Kasowe rozliczanie podatku dochodowego od osób fizycznych uzależnia moment powstania przychodu i poniesienia kosztu od zapłaty. Przychód podlegający opodatkowaniu jest rozliczany w momencie faktycznego otrzymania pieniędzy od kontrahenta natomiast koszt uzyskania przychodu jest potrącalny w momencie zapłaty za dostarczone towary lub wykonane usługi. W praktyce kasowy PIT sprawi, że podatnik będzie zobowiązany do zapłaty podatku dochodowego dopiero wtedy, gdy rzeczywiście otrzyma zapłatę za swoje usługi czy towary, a nie na podstawie teoretycznych przychodów wynikających z faktur.
Dotychczas system podatkowy w Polsce przewidywał jedynie kasowe rozliczanie podatku VAT dla małych podatników. Przychód w podatku dochodowym od osób fizycznych powstawał, z pewnymi wyjątkami, na zasadzie memoriałowej – w momencie dostawy towarów lub wykonania usługi albo wystawienia faktury, niezależnie od tego, kiedy faktycznie nastąpił przepływ środków pieniężnych. W praktyce mogło to prowadzić do sytuacji, w której przedsiębiorca musiał płacić podatek od przychodów, których jeszcze nie otrzymał, co mogło negatywnie wpływać na płynność finansową, szczególnie tych najmniejszych lub wystawiających faktury z długimi terminami płatności.
Dla kogo kasowy PIT?
Na realizację tego, jednego ze 100 konkretów, czekało wiele osób prowadzących działalność gospodarczą. Niestety, zgodnie z rządowym projektem, nie każdy z nich będzie uprawniony do skorzystania z kasowego PIT. Nowe regulacje będą dotyczyć tylko podatników, którzy :
- opłacają podatek dochodowy według skali podatkowej, liniowo lub w formie ryczałtu od przychodów ewidencjonowanych;
- korzystają z ulgi IPBox;
- w roku poprzedzającym rok podatkowy, nie osiągnęli przychodów wyższych niż 250 000 EUR;
- nie prowadzą ksiąg rachunkowych a jedynie uproszczone ewidencje (KPiR, ewidencja przychodów);
- dopiero rozpoczną prowadzenie działalności w roku 2025;
- nie prowadzą działalności gospodarczej w formie spółki cywilnej lub osobowej.
Kasowy PIT? Do czasu i nie dla każdej transakcji!

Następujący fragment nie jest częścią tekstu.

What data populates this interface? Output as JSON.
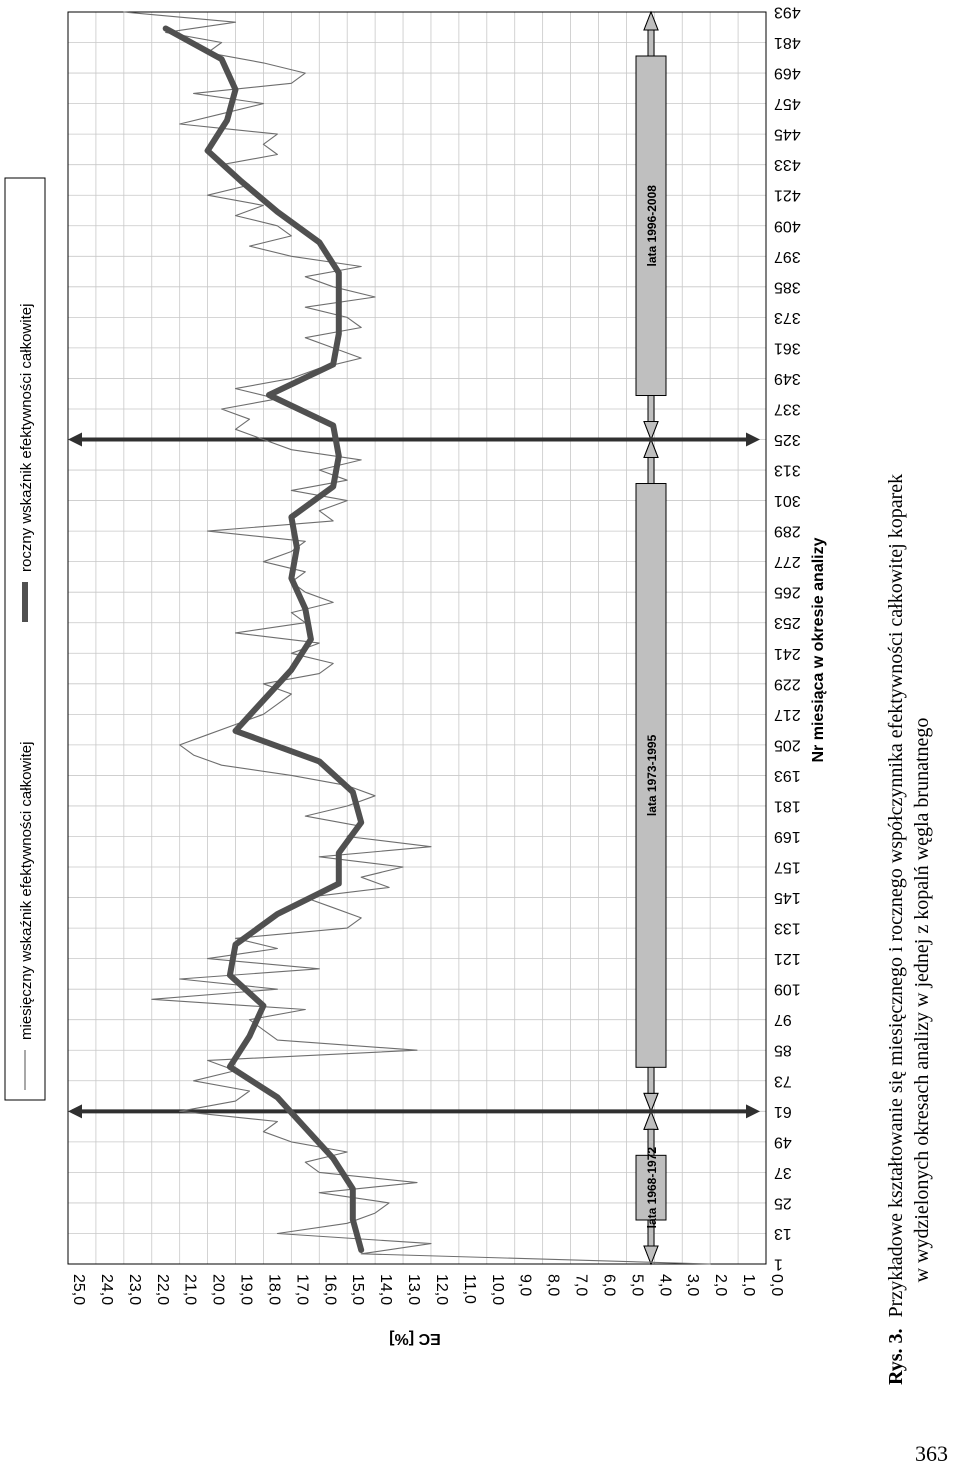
{
  "page_number": "363",
  "caption": {
    "prefix": "Rys. 3.",
    "line1": "Przykładowe kształtowanie się miesięcznego i rocznego współczynnika efektywności całkowitej koparek",
    "line2": "w wydzielonych okresach analizy w jednej z kopalń węgla brunatnego"
  },
  "colors": {
    "monthly": "#6e6e6e",
    "annual": "#505050",
    "period_box": "#bfbfbf",
    "grid": "#c8c8c8",
    "divider": "#303030"
  },
  "chart_data": {
    "type": "line",
    "orientation": "rotated-90-clockwise",
    "title": "",
    "xlabel": "Nr miesiąca w okresie analizy",
    "ylabel": "EC [%]",
    "xlim": [
      1,
      493
    ],
    "ylim": [
      0,
      25
    ],
    "grid": true,
    "legend_position": "top",
    "x_ticks": [
      "1",
      "13",
      "25",
      "37",
      "49",
      "61",
      "73",
      "85",
      "97",
      "109",
      "121",
      "133",
      "145",
      "157",
      "169",
      "181",
      "193",
      "205",
      "217",
      "229",
      "241",
      "253",
      "265",
      "277",
      "289",
      "301",
      "313",
      "325",
      "337",
      "349",
      "361",
      "373",
      "385",
      "397",
      "409",
      "421",
      "433",
      "445",
      "457",
      "469",
      "481",
      "493"
    ],
    "y_ticks": [
      "0,0",
      "1,0",
      "2,0",
      "3,0",
      "4,0",
      "5,0",
      "6,0",
      "7,0",
      "8,0",
      "9,0",
      "10,0",
      "11,0",
      "12,0",
      "13,0",
      "14,0",
      "15,0",
      "16,0",
      "17,0",
      "18,0",
      "19,0",
      "20,0",
      "21,0",
      "22,0",
      "23,0",
      "24,0",
      "25,0"
    ],
    "legend": [
      "miesięczny wskaźnik efektywności całkowitej",
      "roczny wskaźnik efektywności całkowitej"
    ],
    "series": [
      {
        "name": "miesięczny wskaźnik efektywności całkowitej",
        "style": "thin",
        "x": [
          1,
          5,
          9,
          13,
          17,
          21,
          25,
          29,
          33,
          37,
          41,
          45,
          49,
          53,
          57,
          61,
          65,
          69,
          73,
          77,
          81,
          85,
          89,
          93,
          97,
          101,
          105,
          109,
          113,
          117,
          121,
          125,
          129,
          133,
          137,
          141,
          145,
          149,
          153,
          157,
          161,
          165,
          169,
          173,
          177,
          181,
          185,
          189,
          193,
          197,
          201,
          205,
          209,
          213,
          217,
          221,
          225,
          229,
          233,
          237,
          241,
          245,
          249,
          253,
          257,
          261,
          265,
          269,
          273,
          277,
          281,
          285,
          289,
          293,
          297,
          301,
          305,
          309,
          313,
          317,
          321,
          325,
          329,
          333,
          337,
          341,
          345,
          349,
          353,
          357,
          361,
          365,
          369,
          373,
          377,
          381,
          385,
          389,
          393,
          397,
          401,
          405,
          409,
          413,
          417,
          421,
          425,
          429,
          433,
          437,
          441,
          445,
          449,
          453,
          457,
          461,
          465,
          469,
          473,
          477,
          481,
          485,
          489,
          493
        ],
        "values": [
          2.0,
          14.5,
          12.0,
          17.5,
          15.0,
          14.0,
          13.5,
          16.0,
          12.5,
          16.0,
          16.5,
          15.0,
          17.0,
          18.0,
          17.5,
          21.0,
          19.0,
          18.5,
          20.5,
          19.0,
          20.0,
          12.5,
          17.5,
          18.0,
          18.5,
          16.5,
          22.0,
          17.5,
          21.0,
          16.0,
          20.0,
          17.5,
          19.0,
          15.0,
          14.5,
          15.5,
          16.5,
          13.5,
          14.5,
          13.0,
          16.0,
          12.0,
          15.0,
          14.5,
          16.5,
          15.0,
          14.0,
          15.0,
          17.0,
          19.5,
          20.5,
          21.0,
          20.0,
          19.0,
          18.0,
          17.5,
          17.0,
          18.0,
          16.0,
          15.5,
          17.0,
          16.0,
          19.0,
          16.5,
          17.0,
          15.5,
          16.5,
          17.0,
          16.5,
          18.0,
          17.0,
          16.5,
          20.0,
          15.5,
          16.0,
          15.0,
          17.0,
          15.0,
          16.0,
          14.5,
          17.0,
          18.0,
          19.0,
          18.5,
          19.5,
          17.5,
          19.0,
          17.0,
          16.0,
          14.5,
          15.5,
          16.5,
          14.5,
          15.0,
          16.5,
          14.0,
          15.5,
          16.5,
          14.5,
          17.0,
          18.5,
          17.0,
          17.5,
          19.0,
          18.0,
          20.0,
          18.5,
          19.0,
          19.5,
          17.5,
          18.0,
          17.5,
          21.0,
          19.5,
          18.0,
          20.5,
          17.0,
          16.5,
          18.0,
          20.0,
          19.5,
          21.5,
          19.0,
          23.0
        ]
      },
      {
        "name": "roczny wskaźnik efektywności całkowitej",
        "style": "thick",
        "x": [
          6.5,
          18.5,
          30.5,
          42.5,
          54.5,
          66.5,
          78.5,
          90.5,
          102.5,
          114.5,
          126.5,
          138.5,
          150.5,
          162.5,
          174.5,
          186.5,
          198.5,
          210.5,
          222.5,
          234.5,
          246.5,
          258.5,
          270.5,
          282.5,
          294.5,
          306.5,
          318.5,
          330.5,
          342.5,
          354.5,
          366.5,
          378.5,
          390.5,
          402.5,
          414.5,
          426.5,
          438.5,
          450.5,
          462.5,
          474.5,
          486.5
        ],
        "values": [
          14.5,
          14.8,
          14.8,
          15.5,
          16.5,
          17.5,
          19.2,
          18.5,
          18.0,
          19.2,
          19.0,
          17.5,
          15.3,
          15.3,
          14.5,
          14.8,
          16.0,
          19.0,
          18.0,
          17.0,
          16.3,
          16.5,
          17.0,
          16.8,
          17.0,
          15.5,
          15.3,
          15.5,
          17.8,
          15.5,
          15.3,
          15.3,
          15.3,
          16.0,
          17.5,
          18.8,
          20.0,
          19.3,
          19.0,
          19.5,
          21.5
        ]
      }
    ],
    "annotations": {
      "period_labels": [
        "lata 1968-1972",
        "lata 1973-1995",
        "lata 1996-2008"
      ],
      "period_ranges": [
        [
          1,
          61
        ],
        [
          61,
          325
        ],
        [
          325,
          493
        ]
      ],
      "period_boundaries": [
        61,
        325
      ]
    }
  }
}
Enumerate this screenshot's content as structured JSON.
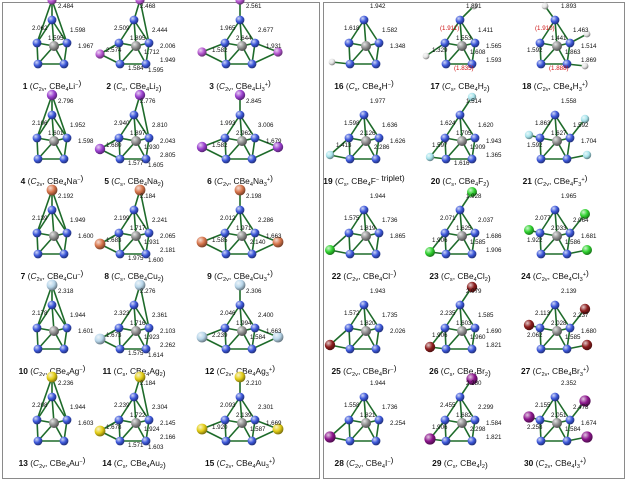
{
  "colors": {
    "bond": "#1e6b2a",
    "Be": "#3b56d9",
    "C": "#8e8e8e",
    "H": "#e3e3e3",
    "Li": "#b455cf",
    "Na": "#9a3fcf",
    "Cu": "#d7744a",
    "Ag": "#b8d6ea",
    "Au": "#e3cd16",
    "F": "#a8e4ec",
    "Cl": "#2fd12f",
    "Br": "#8c1d1d",
    "I": "#8c168c"
  },
  "molecules": [
    {
      "panel": "left",
      "num": "1",
      "sym": "C",
      "symsub": "2v",
      "formula": "CBe",
      "fsub": "4",
      "tail": "Li",
      "charge": "−",
      "labels": [
        "2.484",
        "2.062",
        "1.598",
        "1.967",
        "1.595"
      ]
    },
    {
      "panel": "left",
      "num": "2",
      "sym": "C",
      "symsub": "s",
      "formula": "CBe",
      "fsub": "4",
      "tail": "Li",
      "tsub": "2",
      "labels": [
        "2.468",
        "2.509",
        "2.444",
        "2.006",
        "1.895",
        "2.574",
        "1.712",
        "1.949",
        "1.584",
        "1.595"
      ]
    },
    {
      "panel": "left",
      "num": "3",
      "sym": "C",
      "symsub": "2v",
      "formula": "CBe",
      "fsub": "4",
      "tail": "Li",
      "tsub": "3",
      "charge": "+",
      "labels": [
        "2.561",
        "1.965",
        "2.677",
        "1.931",
        "2.644",
        "1.582"
      ]
    },
    {
      "panel": "left",
      "num": "4",
      "sym": "C",
      "symsub": "2v",
      "formula": "CBe",
      "fsub": "4",
      "tail": "Na",
      "charge": "−",
      "labels": [
        "2.796",
        "2.106",
        "1.952",
        "1.598",
        "1.601"
      ]
    },
    {
      "panel": "left",
      "num": "5",
      "sym": "C",
      "symsub": "s",
      "formula": "CBe",
      "fsub": "4",
      "tail": "Na",
      "tsub": "2",
      "labels": [
        "2.776",
        "2.940",
        "2.810",
        "2.043",
        "1.897",
        "1.680",
        "1.930",
        "2.805",
        "1.577",
        "1.605"
      ]
    },
    {
      "panel": "left",
      "num": "6",
      "sym": "C",
      "symsub": "2v",
      "formula": "CBe",
      "fsub": "4",
      "tail": "Na",
      "tsub": "3",
      "charge": "+",
      "labels": [
        "2.845",
        "1.993",
        "3.006",
        "1.679",
        "2.962",
        "1.582"
      ]
    },
    {
      "panel": "left",
      "num": "7",
      "sym": "C",
      "symsub": "2v",
      "formula": "CBe",
      "fsub": "4",
      "tail": "Cu",
      "charge": "−",
      "labels": [
        "2.192",
        "2.139",
        "1.949",
        "1.600"
      ]
    },
    {
      "panel": "left",
      "num": "8",
      "sym": "C",
      "symsub": "s",
      "formula": "CBe",
      "fsub": "4",
      "tail": "Cu",
      "tsub": "2",
      "labels": [
        "2.184",
        "2.199",
        "2.241",
        "2.065",
        "1.717",
        "1.683",
        "1.931",
        "2.181",
        "1.975",
        "1.600"
      ]
    },
    {
      "panel": "left",
      "num": "9",
      "sym": "C",
      "symsub": "2v",
      "formula": "CBe",
      "fsub": "4",
      "tail": "Cu",
      "tsub": "3",
      "charge": "+",
      "labels": [
        "2.198",
        "2.012",
        "2.286",
        "1.663",
        "1.971",
        "1.585",
        "2.140"
      ]
    },
    {
      "panel": "left",
      "num": "10",
      "sym": "C",
      "symsub": "2v",
      "formula": "CBe",
      "fsub": "4",
      "tail": "Ag",
      "charge": "−",
      "labels": [
        "2.318",
        "2.178",
        "1.944",
        "1.601"
      ]
    },
    {
      "panel": "left",
      "num": "11",
      "sym": "C",
      "symsub": "s",
      "formula": "CBe",
      "fsub": "4",
      "tail": "Ag",
      "tsub": "2",
      "labels": [
        "2.276",
        "2.323",
        "2.361",
        "2.103",
        "1.716",
        "1.673",
        "1.923",
        "2.262",
        "1.575",
        "1.614"
      ]
    },
    {
      "panel": "left",
      "num": "12",
      "sym": "C",
      "symsub": "2v",
      "formula": "CBe",
      "fsub": "4",
      "tail": "Ag",
      "tsub": "3",
      "charge": "+",
      "labels": [
        "2.306",
        "2.046",
        "2.400",
        "1.663",
        "1.994",
        "2.239",
        "1.584"
      ]
    },
    {
      "panel": "left",
      "num": "13",
      "sym": "C",
      "symsub": "2v",
      "formula": "CBe",
      "fsub": "4",
      "tail": "Au",
      "charge": "−",
      "labels": [
        "2.236",
        "2.208",
        "1.944",
        "1.603"
      ]
    },
    {
      "panel": "left",
      "num": "14",
      "sym": "C",
      "symsub": "s",
      "formula": "CBe",
      "fsub": "4",
      "tail": "Au",
      "tsub": "2",
      "labels": [
        "2.184",
        "2.239",
        "2.304",
        "2.145",
        "1.722",
        "1.678",
        "1.924",
        "2.166",
        "1.571",
        "1.603"
      ]
    },
    {
      "panel": "left",
      "num": "15",
      "sym": "C",
      "symsub": "2v",
      "formula": "CBe",
      "fsub": "4",
      "tail": "Au",
      "tsub": "3",
      "charge": "+",
      "labels": [
        "2.210",
        "2.093",
        "2.301",
        "1.669",
        "2.139",
        "1.920",
        "1.587"
      ]
    },
    {
      "panel": "right",
      "num": "16",
      "sym": "C",
      "symsub": "s",
      "formula": "CBe",
      "fsub": "4",
      "tail": "H",
      "charge": "−",
      "labels": [
        "1.942",
        "1.618",
        "1.582",
        "1.348"
      ]
    },
    {
      "panel": "right",
      "num": "17",
      "sym": "C",
      "symsub": "s",
      "formula": "CBe",
      "fsub": "4",
      "tail": "H",
      "tsub": "2",
      "labels": [
        "1.891",
        "(1.911)",
        "1.411",
        "1.565",
        "1.553",
        "1.329",
        "1.608",
        "1.593",
        "(1.835)"
      ],
      "redIdx": [
        1,
        8
      ]
    },
    {
      "panel": "right",
      "num": "18",
      "sym": "C",
      "symsub": "2v",
      "formula": "CBe",
      "fsub": "4",
      "tail": "H",
      "tsub": "3",
      "charge": "+",
      "labels": [
        "1.893",
        "(1.910)",
        "1.463",
        "1.514",
        "1.441",
        "1.592",
        "1.863",
        "1.869",
        "(1.888)"
      ],
      "redIdx": [
        1,
        8
      ]
    },
    {
      "panel": "right",
      "num": "19",
      "sym": "C",
      "symsub": "s",
      "formula": "CBe",
      "fsub": "4",
      "tail": "F",
      "charge": "−",
      "note": " triplet",
      "labels": [
        "1.977",
        "1.598",
        "1.636",
        "1.626",
        "2.126",
        "1.413",
        "2.286"
      ]
    },
    {
      "panel": "right",
      "num": "20",
      "sym": "C",
      "symsub": "s",
      "formula": "CBe",
      "fsub": "4",
      "tail": "F",
      "tsub": "2",
      "labels": [
        "1.514",
        "1.624",
        "1.620",
        "1.943",
        "1.705",
        "1.597",
        "1.909",
        "1.365",
        "1.616"
      ]
    },
    {
      "panel": "right",
      "num": "21",
      "sym": "C",
      "symsub": "2v",
      "formula": "CBe",
      "fsub": "4",
      "tail": "F",
      "tsub": "3",
      "charge": "+",
      "labels": [
        "1.558",
        "1.863",
        "1.592",
        "1.704",
        "1.627",
        "1.592"
      ]
    },
    {
      "panel": "right",
      "num": "22",
      "sym": "C",
      "symsub": "2v",
      "formula": "CBe",
      "fsub": "4",
      "tail": "Cl",
      "charge": "−",
      "labels": [
        "1.944",
        "1.575",
        "1.736",
        "1.865",
        "1.819"
      ]
    },
    {
      "panel": "right",
      "num": "23",
      "sym": "C",
      "symsub": "s",
      "formula": "CBe",
      "fsub": "4",
      "tail": "Cl",
      "tsub": "2",
      "labels": [
        "1.928",
        "2.071",
        "2.037",
        "1.686",
        "1.625",
        "1.906",
        "1.585",
        "1.906"
      ]
    },
    {
      "panel": "right",
      "num": "24",
      "sym": "C",
      "symsub": "2v",
      "formula": "CBe",
      "fsub": "4",
      "tail": "Cl",
      "tsub": "3",
      "charge": "+",
      "labels": [
        "1.965",
        "2.077",
        "2.064",
        "1.681",
        "2.033",
        "1.922",
        "1.586"
      ]
    },
    {
      "panel": "right",
      "num": "25",
      "sym": "C",
      "symsub": "2v",
      "formula": "CBe",
      "fsub": "4",
      "tail": "Br",
      "charge": "−",
      "labels": [
        "1.943",
        "1.572",
        "1.735",
        "2.026",
        "1.820"
      ]
    },
    {
      "panel": "right",
      "num": "26",
      "sym": "C",
      "symsub": "s",
      "formula": "CBe",
      "fsub": "4",
      "tail": "Br",
      "tsub": "2",
      "labels": [
        "2.079",
        "2.235",
        "1.585",
        "1.690",
        "1.603",
        "1.906",
        "1.960",
        "1.821"
      ]
    },
    {
      "panel": "right",
      "num": "27",
      "sym": "C",
      "symsub": "2v",
      "formula": "CBe",
      "fsub": "4",
      "tail": "Br",
      "tsub": "3",
      "charge": "+",
      "labels": [
        "2.139",
        "2.113",
        "2.237",
        "1.680",
        "2.028",
        "2.062",
        "1.585"
      ]
    },
    {
      "panel": "right",
      "num": "28",
      "sym": "C",
      "symsub": "2v",
      "formula": "CBe",
      "fsub": "4",
      "tail": "I",
      "charge": "−",
      "labels": [
        "1.944",
        "1.558",
        "1.736",
        "2.254",
        "1.821"
      ]
    },
    {
      "panel": "right",
      "num": "29",
      "sym": "C",
      "symsub": "s",
      "formula": "CBe",
      "fsub": "4",
      "tail": "I",
      "tsub": "2",
      "labels": [
        "2.280",
        "2.455",
        "2.299",
        "1.584",
        "1.682",
        "1.906",
        "2.298",
        "1.821"
      ]
    },
    {
      "panel": "right",
      "num": "30",
      "sym": "C",
      "symsub": "2v",
      "formula": "CBe",
      "fsub": "4",
      "tail": "I",
      "tsub": "3",
      "charge": "+",
      "labels": [
        "2.352",
        "2.155",
        "2.478",
        "1.674",
        "2.051",
        "2.258",
        "1.584"
      ]
    }
  ]
}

Jak to zwykle bywa w przepisach polskiego prawa podatkowego, diabeł tkwi w szczegółach. Pierwszy haczyk to moment powstania przychodu w kasowym PIT. Powstanie on w dacie uregulowania należności, gdzie przez uregulowanie należności należy rozumieć częściowe lub całkowite uregulowanie płatności a także wpłaty na poczet dostaw i usług, które zostaną wykonane w następnych okresach rozliczeniowych. Jeżeli wpłata będzie częściowa, to przychód powstanie w części, jaka została uregulowana. Niezależnie od płatności, z litery prawa, przychód powstanie jednak nie później niż w terminie 2 lat, licząc od daty wystawienia faktury. Zgodnie z uzasadnieniem projektu ustawy:
Okres 2 lat to też wystarczający czas na dochodzenie roszczeń (zapłaty) od kontrahenta.
Ponadto, w przypadku likwidacji działalności gospodarczej przez podatnika, obowiązek podatkowy w kasowym PIT od nieopłaconych należności powstanie nie później niż w dacie jej likwidacji, niezależnie od tego, czy od daty wystawienia dokumentującej jej faktury upłynęły 2 lata, czy nie. „Kasowość” nowych regulacji kończy się więc nie później niż z upływem 2 lat od daty wystawienia faktury lub w momencie likwidacji działalności gospodarczej. Opłacanie kasowego PIT nie zwolni więc podatnika z obowiązku zapłaty podatku dochodowego od nieopłaconych należności, a jedynie odsunie moment powstania zobowiązania podatkowego. Ponadto, przyspieszy to powstanie obowiązku podatkowego w PIT od zaliczek otrzymanych na poczet dostaw i usług. Do tej pory, powstawał on zazwyczaj w momencie dostawy towarów lub wykonania usługi a nie w momencie otrzymania przedpłaty.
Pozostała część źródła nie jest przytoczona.